Así las cosas, una misma familia ligada de manera estrecha a la política, vive dos realidades muy distintas, aunque para el caso del jefe del clan Barreto (Oscar) este es apenas un triunfo que deberá saborear con rapidez debido a que aún hay otros procesos en su contra amenazando cuál espada de Damocles.
Los denunciantes aseguraban que la inversión y dotación para ese colegio era insuficiente. Además, los padres de familia se quejaban de que el traslado del colegio iba a ser de la cabecera del municipio a las afueras, por lo que iba a representar mayor peligro para los estudiantes.
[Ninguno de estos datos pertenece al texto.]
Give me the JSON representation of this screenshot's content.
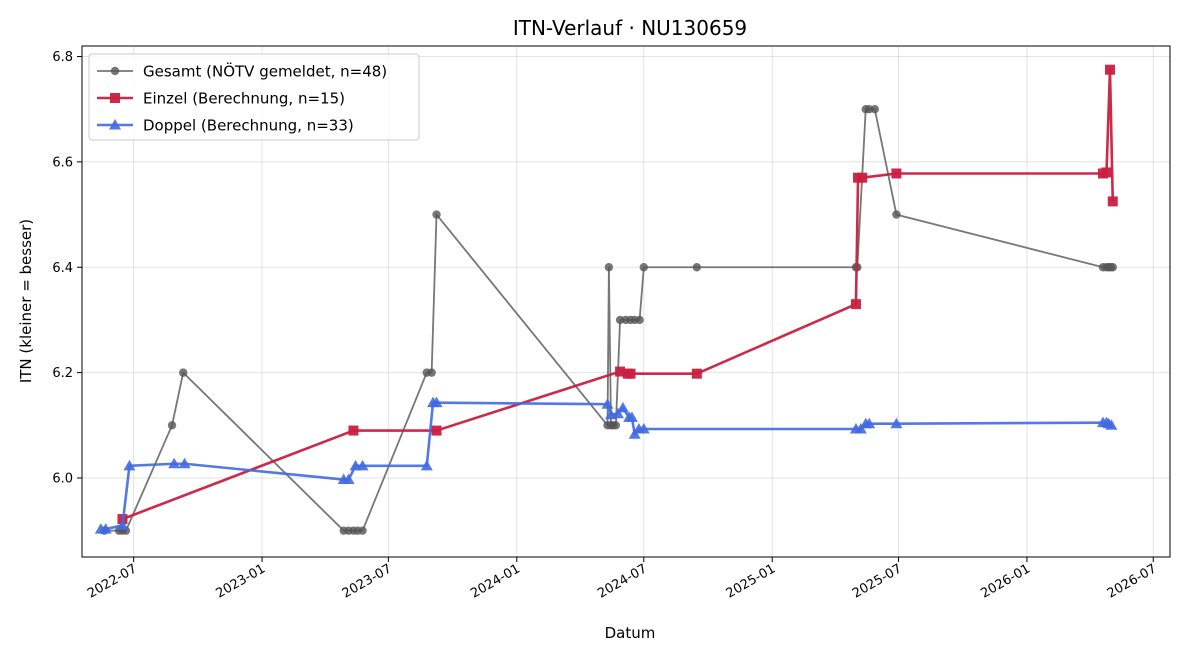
{
  "chart_data": {
    "type": "line",
    "title": "ITN-Verlauf · NU130659",
    "xlabel": "Datum",
    "ylabel": "ITN  (kleiner = besser)",
    "x_axis_type": "date",
    "xlim": [
      "2022-04-18",
      "2026-07-25"
    ],
    "ylim": [
      5.85,
      6.82
    ],
    "x_ticks": [
      "2022-07-01",
      "2023-01-01",
      "2023-07-01",
      "2024-01-01",
      "2024-07-01",
      "2025-01-01",
      "2025-07-01",
      "2026-01-01",
      "2026-07-01"
    ],
    "x_tick_labels": [
      "2022-07",
      "2023-01",
      "2023-07",
      "2024-01",
      "2024-07",
      "2025-01",
      "2025-07",
      "2026-01",
      "2026-07"
    ],
    "y_ticks": [
      6.0,
      6.2,
      6.4,
      6.6,
      6.8
    ],
    "y_tick_labels": [
      "6.0",
      "6.2",
      "6.4",
      "6.6",
      "6.8"
    ],
    "grid": true,
    "legend_position": "top-left",
    "series": [
      {
        "name": "Gesamt (NÖTV gemeldet, n=48)",
        "color": "#555555",
        "marker": "circle",
        "points": [
          [
            "2022-05-20",
            5.9
          ],
          [
            "2022-06-10",
            5.9
          ],
          [
            "2022-06-15",
            5.9
          ],
          [
            "2022-06-20",
            5.9
          ],
          [
            "2022-08-25",
            6.1
          ],
          [
            "2022-09-10",
            6.2
          ],
          [
            "2023-04-28",
            5.9
          ],
          [
            "2023-05-05",
            5.9
          ],
          [
            "2023-05-12",
            5.9
          ],
          [
            "2023-05-18",
            5.9
          ],
          [
            "2023-05-25",
            5.9
          ],
          [
            "2023-08-25",
            6.2
          ],
          [
            "2023-09-01",
            6.2
          ],
          [
            "2023-09-08",
            6.5
          ],
          [
            "2024-05-10",
            6.1
          ],
          [
            "2024-05-12",
            6.4
          ],
          [
            "2024-05-15",
            6.1
          ],
          [
            "2024-05-18",
            6.1
          ],
          [
            "2024-05-22",
            6.1
          ],
          [
            "2024-05-28",
            6.3
          ],
          [
            "2024-06-05",
            6.3
          ],
          [
            "2024-06-12",
            6.3
          ],
          [
            "2024-06-18",
            6.3
          ],
          [
            "2024-06-25",
            6.3
          ],
          [
            "2024-07-01",
            6.4
          ],
          [
            "2024-09-15",
            6.4
          ],
          [
            "2025-05-01",
            6.4
          ],
          [
            "2025-05-03",
            6.4
          ],
          [
            "2025-05-15",
            6.7
          ],
          [
            "2025-05-20",
            6.7
          ],
          [
            "2025-05-28",
            6.7
          ],
          [
            "2025-06-28",
            6.5
          ],
          [
            "2026-04-20",
            6.4
          ],
          [
            "2026-04-25",
            6.4
          ],
          [
            "2026-04-28",
            6.4
          ],
          [
            "2026-05-01",
            6.4
          ],
          [
            "2026-05-04",
            6.4
          ]
        ]
      },
      {
        "name": "Einzel (Berechnung, n=15)",
        "color": "#c91f3f",
        "marker": "square",
        "points": [
          [
            "2022-06-15",
            5.922
          ],
          [
            "2023-05-12",
            6.09
          ],
          [
            "2023-09-08",
            6.09
          ],
          [
            "2024-05-28",
            6.202
          ],
          [
            "2024-06-08",
            6.198
          ],
          [
            "2024-06-12",
            6.198
          ],
          [
            "2024-09-15",
            6.198
          ],
          [
            "2025-05-01",
            6.33
          ],
          [
            "2025-05-04",
            6.57
          ],
          [
            "2025-05-10",
            6.57
          ],
          [
            "2025-06-28",
            6.578
          ],
          [
            "2026-04-20",
            6.578
          ],
          [
            "2026-04-25",
            6.58
          ],
          [
            "2026-04-30",
            6.775
          ],
          [
            "2026-05-04",
            6.525
          ]
        ]
      },
      {
        "name": "Doppel (Berechnung, n=33)",
        "color": "#4169e1",
        "marker": "triangle",
        "points": [
          [
            "2022-05-15",
            5.903
          ],
          [
            "2022-05-22",
            5.903
          ],
          [
            "2022-06-15",
            5.91
          ],
          [
            "2022-06-25",
            6.023
          ],
          [
            "2022-08-28",
            6.027
          ],
          [
            "2022-09-12",
            6.027
          ],
          [
            "2023-04-28",
            5.997
          ],
          [
            "2023-05-05",
            5.997
          ],
          [
            "2023-05-15",
            6.023
          ],
          [
            "2023-05-25",
            6.023
          ],
          [
            "2023-08-25",
            6.023
          ],
          [
            "2023-09-03",
            6.143
          ],
          [
            "2023-09-08",
            6.143
          ],
          [
            "2024-05-10",
            6.14
          ],
          [
            "2024-05-15",
            6.12
          ],
          [
            "2024-05-25",
            6.122
          ],
          [
            "2024-06-01",
            6.133
          ],
          [
            "2024-06-10",
            6.115
          ],
          [
            "2024-06-14",
            6.115
          ],
          [
            "2024-06-18",
            6.083
          ],
          [
            "2024-06-24",
            6.093
          ],
          [
            "2024-07-01",
            6.093
          ],
          [
            "2025-05-01",
            6.093
          ],
          [
            "2025-05-08",
            6.093
          ],
          [
            "2025-05-15",
            6.103
          ],
          [
            "2025-05-20",
            6.103
          ],
          [
            "2025-06-28",
            6.103
          ],
          [
            "2026-04-20",
            6.105
          ],
          [
            "2026-04-25",
            6.105
          ],
          [
            "2026-04-28",
            6.103
          ],
          [
            "2026-05-02",
            6.1
          ]
        ]
      }
    ]
  }
}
Según la Corte, Barreto no incurrió en irregularidades
Luego de analizar el caso, la Corte determinó que las instalaciones, el colegio fueron recibidas sin ninguna objeción por parte de la Secretaría de Educación y no se hizo ninguna obra adicional.
“En punto de las instalaciones hidráulicas y sanitarias del referido colegio, estas se encontraban previstas desde los estudios previos, y tanto es así que en la entrega y recibo de la misma a satisfacción no se aludió a ningún problema de esta índole, lo cual habria implicado la celebración de un contrato adicional para resolver el punto, lo que obviamente no ocurrió”, indicó la investigación.
Asimismo, para la Corte si bien en un inicio la Contraloría consideró que había existido un detrimento patrimonial, posteriormente cambió su posición inicial, cuando la misma entró en funcionamiento, y tras constatar en forma debida el cumplimiento de los fines de la contratación estatal, y la ausencia de tal afectación de recursos públicos.